Official figures show there are 3.7m households in the UK where no one works, down 153,000 on a year earlier
Ministers have heralded a fall in the number of workless households – by 153,000 to 3.7m – arguing that the coalition’s welfare reforms are working.
The Office for National Statistics (ONS) said that in the three months from April to June 2012 over which the data was collected there were 3.68m UK households with at least one member aged 16 to 64 where no one was working.
This represented 17.9% of households and was a fall of 0.8 percentage points, or 153,000 households, on a year earlier – the second consecutive fall. However this was from the record high of 19.2% of all households in 2010, and some way off the pre-recession figure of 17.4%.
Chris Grayling, the employment minister, said: “These are encouraging figures. Through our welfare reforms more people are entering the workplace and more children are living in a household that works.
“However, we can’t be complacent. The economy remains a substantial challenge, which is why we need the right employment support to ensure that those living in workless households and their children are given the opportunities and help to succeed.”
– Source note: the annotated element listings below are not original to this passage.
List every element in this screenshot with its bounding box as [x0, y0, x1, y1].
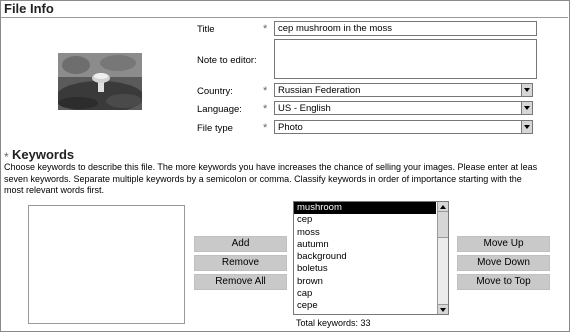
file-type-label: File type: [197, 123, 233, 134]
note-to-editor-textarea[interactable]: [274, 39, 537, 79]
photo-thumbnail: [58, 53, 142, 110]
description-line: Choose keywords to describe this file. T…: [4, 162, 538, 172]
country-label: Country:: [197, 86, 233, 97]
description-line: most relevant words first.: [4, 185, 105, 195]
file-type-selected-value: Photo: [278, 122, 303, 133]
file-type-select[interactable]: Photo: [274, 120, 533, 134]
note-to-editor-label: Note to editor:: [197, 55, 257, 66]
keywords-description: Choose keywords to describe this file. T…: [4, 162, 570, 197]
move-up-button[interactable]: Move Up: [457, 236, 550, 252]
required-marker: *: [263, 122, 268, 134]
country-select[interactable]: Russian Federation: [274, 83, 533, 97]
country-selected-value: Russian Federation: [278, 85, 361, 96]
keywords-heading: Keywords: [12, 147, 75, 162]
move-to-top-button[interactable]: Move to Top: [457, 274, 550, 290]
keyword-item[interactable]: brown: [294, 276, 448, 288]
scroll-down-icon[interactable]: [438, 304, 448, 314]
remove-all-button[interactable]: Remove All: [194, 274, 287, 290]
title-input[interactable]: cep mushroom in the moss: [274, 21, 537, 36]
keyword-item[interactable]: boletus: [294, 263, 448, 275]
language-select[interactable]: US - English: [274, 101, 533, 115]
chevron-down-icon[interactable]: [521, 102, 532, 114]
scrollbar-thumb[interactable]: [438, 212, 448, 238]
keyword-item[interactable]: background: [294, 251, 448, 263]
chevron-down-icon[interactable]: [521, 121, 532, 133]
total-keywords-count: Total keywords: 33: [296, 318, 371, 328]
divider: [1, 17, 568, 18]
language-selected-value: US - English: [278, 103, 331, 114]
required-marker: *: [263, 23, 268, 35]
keyword-list-scrollbar[interactable]: [437, 202, 448, 314]
add-button[interactable]: Add: [194, 236, 287, 252]
required-marker: *: [263, 85, 268, 97]
keyword-entry-textarea[interactable]: [28, 205, 185, 324]
description-line: seven keywords. Separate multiple keywor…: [4, 173, 522, 184]
chevron-down-icon[interactable]: [521, 84, 532, 96]
language-label: Language:: [197, 104, 242, 115]
keyword-item[interactable]: moss: [294, 227, 448, 239]
title-label: Title: [197, 24, 215, 35]
required-marker: *: [263, 103, 268, 115]
keyword-item[interactable]: autumn: [294, 239, 448, 251]
keyword-item[interactable]: cap: [294, 288, 448, 300]
keyword-item[interactable]: cepe: [294, 300, 448, 312]
keyword-item[interactable]: cep: [294, 214, 448, 226]
remove-button[interactable]: Remove: [194, 255, 287, 271]
file-info-heading: File Info: [4, 1, 54, 16]
keyword-item[interactable]: mushroom: [294, 202, 436, 215]
scroll-up-icon[interactable]: [438, 202, 448, 212]
move-down-button[interactable]: Move Down: [457, 255, 550, 271]
keyword-list[interactable]: mushroom cep moss autumn background bole…: [293, 201, 449, 315]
About two-fifths of the 5 million people who were workless were aged between 50 and 64, leading many to speculate that the fall in workless households was due to those people withdrawing from the labour market by taking early retirement.
The ONS said: “Some of the workless people aged 16 to 64 give study or retirement as their reason for not working.” If fully retired and student households are removed, the number of workless households in the UK is 2.92m.
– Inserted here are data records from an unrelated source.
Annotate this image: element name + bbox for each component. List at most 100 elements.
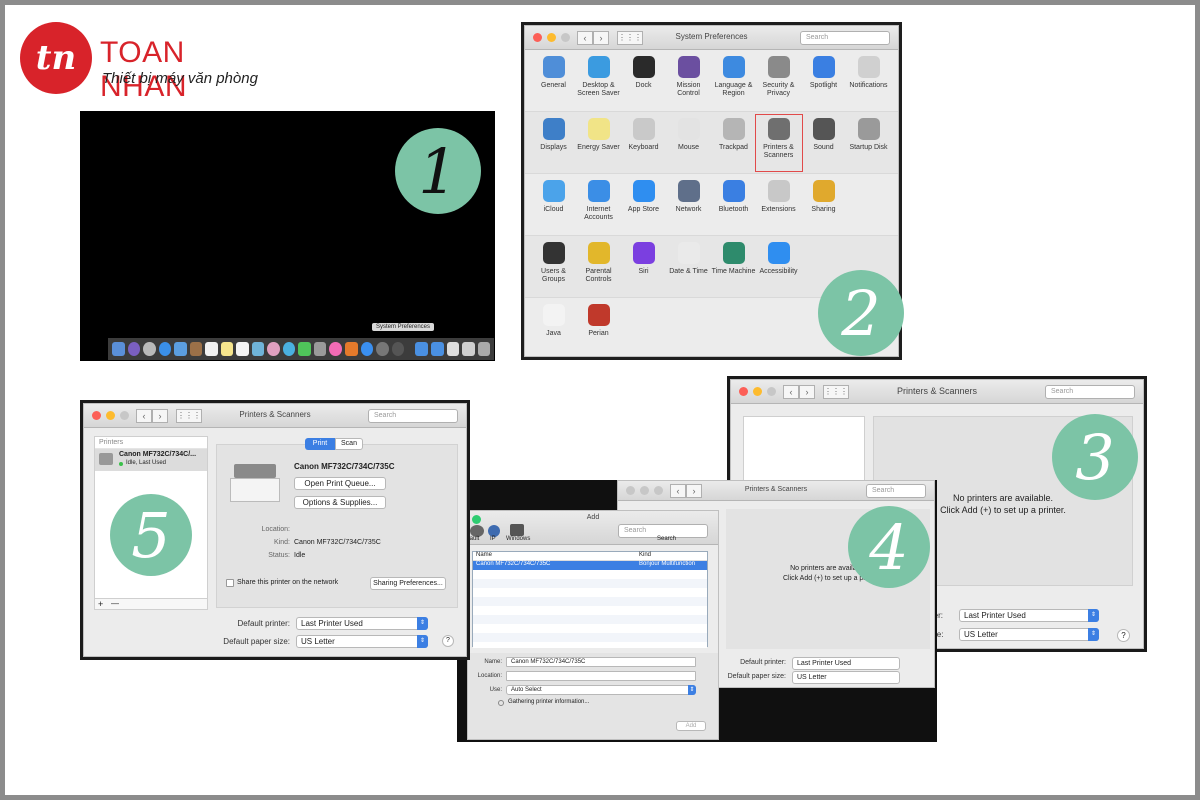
pref-item-clock[interactable]: Date & Time (666, 242, 711, 293)
calendar-icon[interactable] (205, 342, 218, 356)
pref-item-disk[interactable]: Startup Disk (846, 118, 891, 169)
list-item[interactable]: Canon MF732C/734C/... Idle, Last Used (95, 449, 207, 471)
app-store-dock-icon[interactable] (360, 342, 374, 356)
name-field[interactable]: Canon MF732C/734C/735C (506, 657, 696, 667)
folder-icon[interactable] (431, 342, 444, 356)
pref-item-app-store[interactable]: App Store (621, 180, 666, 231)
paper-size-value: US Letter (301, 637, 335, 646)
launchpad-icon[interactable] (143, 342, 156, 356)
pref-item-bluetooth[interactable]: Bluetooth (711, 180, 756, 231)
itunes-icon[interactable] (329, 342, 342, 356)
pref-item-perian[interactable]: Perian (576, 304, 621, 355)
pref-item-house-lock[interactable]: Security & Privacy (756, 56, 801, 107)
default-printer-label: Default printer: (237, 619, 290, 628)
stack-icon[interactable] (462, 342, 475, 356)
pref-item-spotlight[interactable]: Spotlight (801, 56, 846, 107)
windows-tab-icon[interactable] (510, 524, 524, 536)
default-printer-value: Last Printer Used (797, 660, 852, 667)
add-printer-button[interactable]: + (98, 599, 103, 609)
pref-item-label: Startup Disk (849, 144, 888, 151)
pref-item-dock[interactable]: Dock (621, 56, 666, 107)
finder-icon[interactable] (112, 342, 125, 356)
default-printer-select[interactable]: Last Printer Used ⇕ (296, 617, 428, 630)
system-preferences-dock-icon[interactable] (376, 342, 389, 356)
search-field[interactable]: Search (866, 484, 926, 498)
pref-item-bulb[interactable]: Energy Saver (576, 118, 621, 169)
pref-item-display[interactable]: Displays (531, 118, 576, 169)
pref-item-notifications[interactable]: Notifications (846, 56, 891, 107)
siri-icon (632, 242, 655, 264)
ibooks-icon[interactable] (344, 342, 358, 356)
printer-browser-list[interactable]: Name Kind Canon MF732C/734C/735C Bonjour… (472, 551, 708, 648)
users-icon (542, 242, 565, 264)
pref-item-keyboard[interactable]: Keyboard (621, 118, 666, 169)
remove-printer-button[interactable]: — (111, 599, 119, 608)
pref-item-parental[interactable]: Parental Controls (576, 242, 621, 293)
time-machine-dock-icon[interactable] (391, 342, 405, 356)
pref-item-label: Notifications (849, 82, 888, 89)
pref-item-mouse[interactable]: Mouse (666, 118, 711, 169)
open-print-queue-button[interactable]: Open Print Queue... (294, 477, 386, 490)
pref-item-printer[interactable]: Printers & Scanners (755, 114, 803, 172)
pref-item-sharing[interactable]: Sharing (801, 180, 846, 231)
contacts-icon[interactable] (189, 342, 203, 356)
pref-item-desktop[interactable]: Desktop & Screen Saver (576, 56, 621, 107)
step-1-badge: 1 (395, 128, 481, 214)
search-field[interactable]: Search (368, 409, 458, 423)
pref-item-users[interactable]: Users & Groups (531, 242, 576, 293)
pref-item-speaker[interactable]: Sound (801, 118, 846, 169)
safari-icon[interactable] (158, 342, 172, 356)
pref-item-general[interactable]: General (531, 56, 576, 107)
location-field[interactable] (506, 671, 696, 681)
trash-icon[interactable] (477, 342, 491, 356)
pref-item-cloud[interactable]: iCloud (531, 180, 576, 231)
help-button[interactable]: ? (442, 635, 454, 647)
use-select[interactable]: Auto Select ⇕ (506, 685, 696, 695)
tab-windows-label[interactable]: Windows (506, 536, 530, 542)
notifications-icon (857, 56, 880, 78)
options-supplies-button[interactable]: Options & Supplies... (294, 496, 386, 509)
messages-icon[interactable] (282, 342, 296, 356)
mail-icon[interactable] (174, 342, 187, 356)
default-printer-select[interactable]: Last Printer Used (792, 657, 900, 670)
facetime-icon[interactable] (298, 342, 311, 356)
paper-size-select[interactable]: US Letter ⇕ (296, 635, 428, 648)
paper-size-select[interactable]: US Letter (792, 671, 900, 684)
pref-item-mission-control[interactable]: Mission Control (666, 56, 711, 107)
pref-item-time-machine[interactable]: Time Machine (711, 242, 756, 293)
pref-item-trackpad[interactable]: Trackpad (711, 118, 756, 169)
pref-item-puzzle[interactable]: Extensions (756, 180, 801, 231)
default-printer-select[interactable]: Last Printer Used ⇕ (959, 609, 1099, 622)
share-checkbox[interactable] (226, 579, 234, 587)
sharing-preferences-button[interactable]: Sharing Preferences... (370, 577, 446, 590)
reminders-icon[interactable] (236, 342, 249, 356)
column-kind[interactable]: Kind (639, 552, 651, 558)
notes-icon[interactable] (220, 342, 234, 356)
tab-scan[interactable]: Scan (335, 438, 363, 450)
chevron-updown-icon: ⇕ (1088, 609, 1099, 622)
tab-print[interactable]: Print (305, 438, 335, 450)
pref-item-accessibility[interactable]: Accessibility (756, 242, 801, 293)
add-button[interactable]: Add (676, 721, 706, 731)
pref-item-globe-flag[interactable]: Language & Region (711, 56, 756, 107)
siri-icon[interactable] (127, 342, 141, 356)
pref-item-at[interactable]: Internet Accounts (576, 180, 621, 231)
help-button[interactable]: ? (1117, 629, 1130, 642)
photos-icon[interactable] (267, 342, 280, 356)
column-name[interactable]: Name (476, 552, 492, 558)
pref-item-network[interactable]: Network (666, 180, 711, 231)
photo-booth-icon[interactable] (313, 342, 327, 356)
pref-item-java[interactable]: Java (531, 304, 576, 355)
document-icon[interactable] (446, 342, 460, 356)
paper-size-select[interactable]: US Letter ⇕ (959, 628, 1099, 641)
keyboard-icon (632, 118, 655, 140)
search-field[interactable]: Search (1045, 385, 1135, 399)
printer-settings-area: Name: Canon MF732C/734C/735C Location: U… (468, 653, 718, 739)
tab-ip-label[interactable]: IP (490, 536, 496, 542)
pref-item-siri[interactable]: Siri (621, 242, 666, 293)
status-value: Idle (294, 552, 306, 559)
table-row[interactable]: Canon MF732C/734C/735C Bonjour Multifunc… (473, 561, 707, 570)
downloads-icon[interactable] (415, 342, 428, 356)
search-field[interactable]: Search (800, 31, 890, 45)
maps-icon[interactable] (251, 342, 265, 356)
Over the past 15 years there has been a fall in the percentage of lone-parent households with dependent children that are workless from 52% in 1996 to 37% in 2012. The first part of this fall happened between 1996 and 2006, and the proportion then remained flat for a few years but fell by about 2% between 2011 and 2012.
According to the ONS, “comparing lone parents and couple households, the latter have a much lower chance of being a workless household”.
Graeme Cook, associate director for family, community and work at the Institute for Public Policy Research, said households were a “problematic measure because they don’t measure the same people year on year. If two single workless people get together then you get one workless household instead of two.”
The data also showed there was also a fall of 36,000 in working households – those with at least one person aged 16 to 64 where all adult members are in work.
Cook said the real puzzle was that while the economy was still contracting, jobs were being created. Since the start of the recession at the beginning of 2008, employment has fallen by less than 1% while GDP has fallen by approximately 4% over the same period.
“What we have seen is falls in productivity, with a rise in reported self-employment and part-time work. It’s basically underemployment. Now that is not a bad thing, it’s just more complicated than saying it is about welfare reform,” said Cook.